Welcome to the National Gamete Donation Trust: www.ngdt.co.uk

Human Fertilisation & Embryology Authority: www.hfea.gov.uk 

HenleyLaw can assist you in any situation where adoption is something you may be considering including foreign adoptions.

 

What is Adoption?
In essence ‘adoption’ is the process by which a child becomes regarded in law as the child of the adopter and of no one else.  The child is then regarded as if he or she had been born to the adopter.  This remains the case not just for the remainder of the child’s childhood, but for life. 

A local authority, or adoption agency, may not place a child for adoption with prospective adopters unless they either have the consent of each parent with parental responsibility to do so, or they have obtained a ‘placement order’ from the court. 

An adoption order may only be made if each parent with parental responsibility for the child has either agreed to the child being adopted or has had their agreement to adoption dispensed with.  The only grounds for dispensing with consent are either that the parent is incapable of consenting or cannot be found or that the child’s welfare requires that consent to be dispensed with. 

The child’s welfare is the court’s paramount consideration and a specially tailored adoption ‘welfare checklist’ must be applied.

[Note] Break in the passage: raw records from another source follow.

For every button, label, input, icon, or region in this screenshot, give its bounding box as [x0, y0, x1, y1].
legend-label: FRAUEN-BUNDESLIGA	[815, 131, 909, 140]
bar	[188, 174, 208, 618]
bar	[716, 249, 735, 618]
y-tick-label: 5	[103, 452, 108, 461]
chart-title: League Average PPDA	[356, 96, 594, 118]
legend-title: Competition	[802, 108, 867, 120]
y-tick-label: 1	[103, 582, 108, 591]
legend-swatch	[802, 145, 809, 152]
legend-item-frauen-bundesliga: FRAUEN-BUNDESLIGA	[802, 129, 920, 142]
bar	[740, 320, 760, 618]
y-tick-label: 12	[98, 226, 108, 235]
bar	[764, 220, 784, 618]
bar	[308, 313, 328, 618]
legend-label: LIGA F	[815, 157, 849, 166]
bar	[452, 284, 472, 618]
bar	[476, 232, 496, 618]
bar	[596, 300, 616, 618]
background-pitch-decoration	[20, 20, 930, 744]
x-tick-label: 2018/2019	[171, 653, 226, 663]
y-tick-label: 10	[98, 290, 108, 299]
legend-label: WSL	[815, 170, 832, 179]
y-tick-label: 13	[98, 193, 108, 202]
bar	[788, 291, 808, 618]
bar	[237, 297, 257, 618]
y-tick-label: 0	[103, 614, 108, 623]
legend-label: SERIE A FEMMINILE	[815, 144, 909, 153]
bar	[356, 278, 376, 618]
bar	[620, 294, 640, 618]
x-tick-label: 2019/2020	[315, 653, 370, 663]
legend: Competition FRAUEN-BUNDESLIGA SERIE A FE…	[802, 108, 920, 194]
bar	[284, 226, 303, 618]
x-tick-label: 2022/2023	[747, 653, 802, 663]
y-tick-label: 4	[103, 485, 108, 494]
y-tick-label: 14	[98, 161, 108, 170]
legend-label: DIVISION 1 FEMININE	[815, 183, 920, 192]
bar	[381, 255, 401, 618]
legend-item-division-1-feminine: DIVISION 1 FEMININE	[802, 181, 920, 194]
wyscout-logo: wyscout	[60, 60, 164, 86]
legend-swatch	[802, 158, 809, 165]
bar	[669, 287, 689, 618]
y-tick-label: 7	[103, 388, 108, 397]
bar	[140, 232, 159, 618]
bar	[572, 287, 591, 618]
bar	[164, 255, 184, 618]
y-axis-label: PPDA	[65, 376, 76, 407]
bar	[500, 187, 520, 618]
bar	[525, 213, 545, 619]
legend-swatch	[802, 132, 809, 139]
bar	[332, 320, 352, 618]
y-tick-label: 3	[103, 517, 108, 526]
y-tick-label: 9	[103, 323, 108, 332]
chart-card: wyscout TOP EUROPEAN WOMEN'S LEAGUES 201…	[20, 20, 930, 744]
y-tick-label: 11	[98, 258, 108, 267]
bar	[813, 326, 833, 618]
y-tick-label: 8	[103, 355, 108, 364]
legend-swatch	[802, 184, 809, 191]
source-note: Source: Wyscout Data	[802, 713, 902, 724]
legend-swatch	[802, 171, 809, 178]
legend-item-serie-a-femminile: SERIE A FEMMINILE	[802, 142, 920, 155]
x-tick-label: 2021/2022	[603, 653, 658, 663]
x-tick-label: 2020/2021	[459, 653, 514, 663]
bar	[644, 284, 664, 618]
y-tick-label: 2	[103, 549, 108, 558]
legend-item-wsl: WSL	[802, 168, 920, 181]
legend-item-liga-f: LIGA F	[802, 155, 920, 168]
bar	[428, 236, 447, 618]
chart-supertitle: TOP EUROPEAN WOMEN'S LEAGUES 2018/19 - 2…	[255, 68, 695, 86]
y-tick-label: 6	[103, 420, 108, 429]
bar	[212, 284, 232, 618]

The classic image of adopters is of a mixed gender couple who are selected by an adoption agency to be substitute parents to a child often one who is in care with a local authority.  Many adoptions, however, involve members of the child’s family, with the most obvious example being adoption by a step-parent in order to regularise relationships within a step-family.  The pool of potential adopters has also been widened so that children may be adopted by ‘couples’ who may be of the same or different genders.  A ‘couple’ will be a married couple, or civil partners or two people who are partners in an enduring family relationship, an adoption order may also be made in favour of a single person.